Na tydzień przed upływem wyznaczonego terminu znalezienia sposobów redukcji deficytu budżetowego i zadłużenia USA członkowie obarczonej tym zadaniem "superkomisji" Kongresu wciąż nie mogą dojść do porozumienia.

Zasiadający w 12-osobowej superkomisji Republikanie nie chcą zgodzić się na zbyt duże - ich zdaniem - podwyżki podatków, podczas gdy Demokraci nie ustępują w kwestii cięć wydatków rządowych.

Superkomisję powołano w wyniku porozumienia o podwyższeniu pułapu zadłużenia USA, które w sierpniu br. Biały Dom zawarł z Republikanami w Kongresie. Ma ona do 23 listopada przedstawić propozycje zmniejszenia deficytu budżetowego o 1,2 biliona dolarów w ciągu 10 lat.

Jeżeli superkomisja nie opracuje takiego planu albo jeśli nie zostanie on zatwierdzony przez Kongres, cięcia budżetu mają nastąpić automatycznie, chociaż dopiero od początku 2013 r.

Mają one jednak obejmować także wydatki politycznie najbardziej kłopotliwe - na fundusz ubezpieczeń zdrowotnych dla emerytów (Medicare) i na zbrojenia. Pentagon wyraził już ostry sprzeciw wobec tych ostatnich.

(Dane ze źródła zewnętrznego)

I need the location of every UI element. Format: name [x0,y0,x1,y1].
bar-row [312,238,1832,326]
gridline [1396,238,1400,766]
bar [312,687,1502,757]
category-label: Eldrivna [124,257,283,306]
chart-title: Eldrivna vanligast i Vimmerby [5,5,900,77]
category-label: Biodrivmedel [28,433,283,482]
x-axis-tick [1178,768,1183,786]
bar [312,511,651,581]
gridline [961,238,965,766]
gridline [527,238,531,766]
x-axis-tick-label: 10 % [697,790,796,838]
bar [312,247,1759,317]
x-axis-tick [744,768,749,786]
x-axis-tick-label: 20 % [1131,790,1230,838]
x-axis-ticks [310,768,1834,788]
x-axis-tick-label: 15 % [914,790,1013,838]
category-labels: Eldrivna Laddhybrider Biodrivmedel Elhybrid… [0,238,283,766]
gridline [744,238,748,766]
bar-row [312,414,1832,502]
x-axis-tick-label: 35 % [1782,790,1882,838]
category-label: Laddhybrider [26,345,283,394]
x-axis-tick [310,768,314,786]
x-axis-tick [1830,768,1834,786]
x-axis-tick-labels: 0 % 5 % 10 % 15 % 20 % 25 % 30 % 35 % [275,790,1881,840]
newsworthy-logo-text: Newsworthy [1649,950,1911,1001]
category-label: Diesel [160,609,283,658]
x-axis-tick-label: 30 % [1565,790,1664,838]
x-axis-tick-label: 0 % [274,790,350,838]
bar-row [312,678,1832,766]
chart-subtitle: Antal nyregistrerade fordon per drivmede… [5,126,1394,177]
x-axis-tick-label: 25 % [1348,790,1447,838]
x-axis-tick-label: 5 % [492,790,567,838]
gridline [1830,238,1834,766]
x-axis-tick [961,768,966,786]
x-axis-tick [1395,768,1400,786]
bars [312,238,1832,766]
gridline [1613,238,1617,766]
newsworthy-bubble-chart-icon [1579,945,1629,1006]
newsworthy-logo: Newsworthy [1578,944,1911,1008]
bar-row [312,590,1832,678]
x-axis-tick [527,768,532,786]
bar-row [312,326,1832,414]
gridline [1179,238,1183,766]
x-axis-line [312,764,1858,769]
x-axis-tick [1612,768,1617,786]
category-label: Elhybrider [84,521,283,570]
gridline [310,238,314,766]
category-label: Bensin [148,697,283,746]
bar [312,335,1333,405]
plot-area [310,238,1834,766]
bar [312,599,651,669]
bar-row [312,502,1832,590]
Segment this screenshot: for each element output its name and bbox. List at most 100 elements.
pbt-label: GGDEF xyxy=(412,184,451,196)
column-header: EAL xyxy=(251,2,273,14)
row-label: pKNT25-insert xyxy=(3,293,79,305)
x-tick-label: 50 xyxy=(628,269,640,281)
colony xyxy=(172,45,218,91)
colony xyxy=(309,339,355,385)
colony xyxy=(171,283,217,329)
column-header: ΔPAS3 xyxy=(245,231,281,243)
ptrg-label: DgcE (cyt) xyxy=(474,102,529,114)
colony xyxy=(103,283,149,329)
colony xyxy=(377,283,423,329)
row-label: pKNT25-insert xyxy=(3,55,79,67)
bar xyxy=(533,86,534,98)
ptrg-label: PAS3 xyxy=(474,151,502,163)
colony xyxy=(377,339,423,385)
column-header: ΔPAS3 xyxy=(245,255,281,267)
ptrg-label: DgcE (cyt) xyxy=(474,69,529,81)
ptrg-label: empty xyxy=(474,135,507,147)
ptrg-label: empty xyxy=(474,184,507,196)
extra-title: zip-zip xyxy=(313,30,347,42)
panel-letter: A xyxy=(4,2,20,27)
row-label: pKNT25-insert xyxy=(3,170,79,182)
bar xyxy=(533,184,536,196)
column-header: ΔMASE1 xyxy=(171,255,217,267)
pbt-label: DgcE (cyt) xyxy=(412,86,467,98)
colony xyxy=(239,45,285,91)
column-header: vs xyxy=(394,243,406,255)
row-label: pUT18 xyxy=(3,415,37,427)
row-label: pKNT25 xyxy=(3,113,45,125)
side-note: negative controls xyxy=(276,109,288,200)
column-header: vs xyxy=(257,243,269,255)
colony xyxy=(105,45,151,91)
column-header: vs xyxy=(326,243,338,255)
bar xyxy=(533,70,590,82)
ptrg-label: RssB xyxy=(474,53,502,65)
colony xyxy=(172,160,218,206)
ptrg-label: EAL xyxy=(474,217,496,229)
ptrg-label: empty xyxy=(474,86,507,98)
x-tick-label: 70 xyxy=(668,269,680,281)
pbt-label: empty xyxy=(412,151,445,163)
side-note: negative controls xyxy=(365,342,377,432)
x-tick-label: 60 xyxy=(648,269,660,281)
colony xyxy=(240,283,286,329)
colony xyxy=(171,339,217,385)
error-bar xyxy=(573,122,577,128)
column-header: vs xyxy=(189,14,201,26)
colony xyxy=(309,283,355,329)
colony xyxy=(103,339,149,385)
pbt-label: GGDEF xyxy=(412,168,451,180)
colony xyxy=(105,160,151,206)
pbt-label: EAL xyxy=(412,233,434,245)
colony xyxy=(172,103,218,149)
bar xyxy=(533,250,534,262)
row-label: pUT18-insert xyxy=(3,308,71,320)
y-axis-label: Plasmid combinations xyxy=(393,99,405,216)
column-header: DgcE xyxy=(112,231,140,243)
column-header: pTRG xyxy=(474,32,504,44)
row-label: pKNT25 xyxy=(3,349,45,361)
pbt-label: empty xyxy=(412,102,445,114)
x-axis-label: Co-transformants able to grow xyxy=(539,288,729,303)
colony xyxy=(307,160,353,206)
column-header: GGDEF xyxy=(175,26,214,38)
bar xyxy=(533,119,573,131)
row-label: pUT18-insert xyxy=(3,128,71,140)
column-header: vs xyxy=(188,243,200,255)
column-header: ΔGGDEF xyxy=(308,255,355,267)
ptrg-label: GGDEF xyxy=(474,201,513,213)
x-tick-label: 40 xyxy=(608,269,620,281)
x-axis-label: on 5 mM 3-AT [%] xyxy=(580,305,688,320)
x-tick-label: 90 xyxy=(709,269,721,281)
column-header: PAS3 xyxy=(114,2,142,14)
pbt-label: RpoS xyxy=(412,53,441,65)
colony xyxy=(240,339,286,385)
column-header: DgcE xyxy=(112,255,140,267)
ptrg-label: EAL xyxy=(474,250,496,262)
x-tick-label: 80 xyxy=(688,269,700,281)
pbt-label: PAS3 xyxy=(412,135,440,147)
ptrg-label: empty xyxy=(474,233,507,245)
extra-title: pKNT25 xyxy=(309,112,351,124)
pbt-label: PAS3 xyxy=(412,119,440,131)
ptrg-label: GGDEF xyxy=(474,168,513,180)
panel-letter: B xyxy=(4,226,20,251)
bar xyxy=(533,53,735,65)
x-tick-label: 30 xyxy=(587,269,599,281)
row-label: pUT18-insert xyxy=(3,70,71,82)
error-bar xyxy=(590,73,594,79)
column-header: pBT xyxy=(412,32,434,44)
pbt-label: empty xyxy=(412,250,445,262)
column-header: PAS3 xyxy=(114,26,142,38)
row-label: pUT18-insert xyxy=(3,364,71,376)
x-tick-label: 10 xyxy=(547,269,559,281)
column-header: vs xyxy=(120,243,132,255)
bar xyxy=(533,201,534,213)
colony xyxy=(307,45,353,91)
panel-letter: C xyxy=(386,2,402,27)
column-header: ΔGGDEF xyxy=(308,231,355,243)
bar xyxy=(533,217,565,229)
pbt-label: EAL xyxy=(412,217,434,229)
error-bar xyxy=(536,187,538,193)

Republikanie godzą się na wyższe podatki

Ich zdaniem podwyżki mogą wynieść do 300 miliardów dolarów w ciągu 10 lat, stawiając w zamian warunek drastycznych cięć wydatków. Na te, z kolei, nie chcą się zgodzić Demokraci.

Demokraci domagają się, by główny ciężar podwyżek podatków ponieśli najzamożniejsi Amerykanie.

We wtorek przywódcy obu partii w Kongresie: republikański przewodniczący Izby Reprezentantów John Boehner i lider większości demokratycznej w Senacie Harry Reid spotkali się, aby wspólnie wpłynąć na członków superkomisji i skłonić ich do kompromisu.

W środę konserwatywna telewizja Fox News ostrzegła, że jeśli obie strony nie dojdą do porozumienia 23 listopada, agencje ratingowe mogą znowu obniżyć ranking wiarygodności kredytowej obligacji skarbowych USA.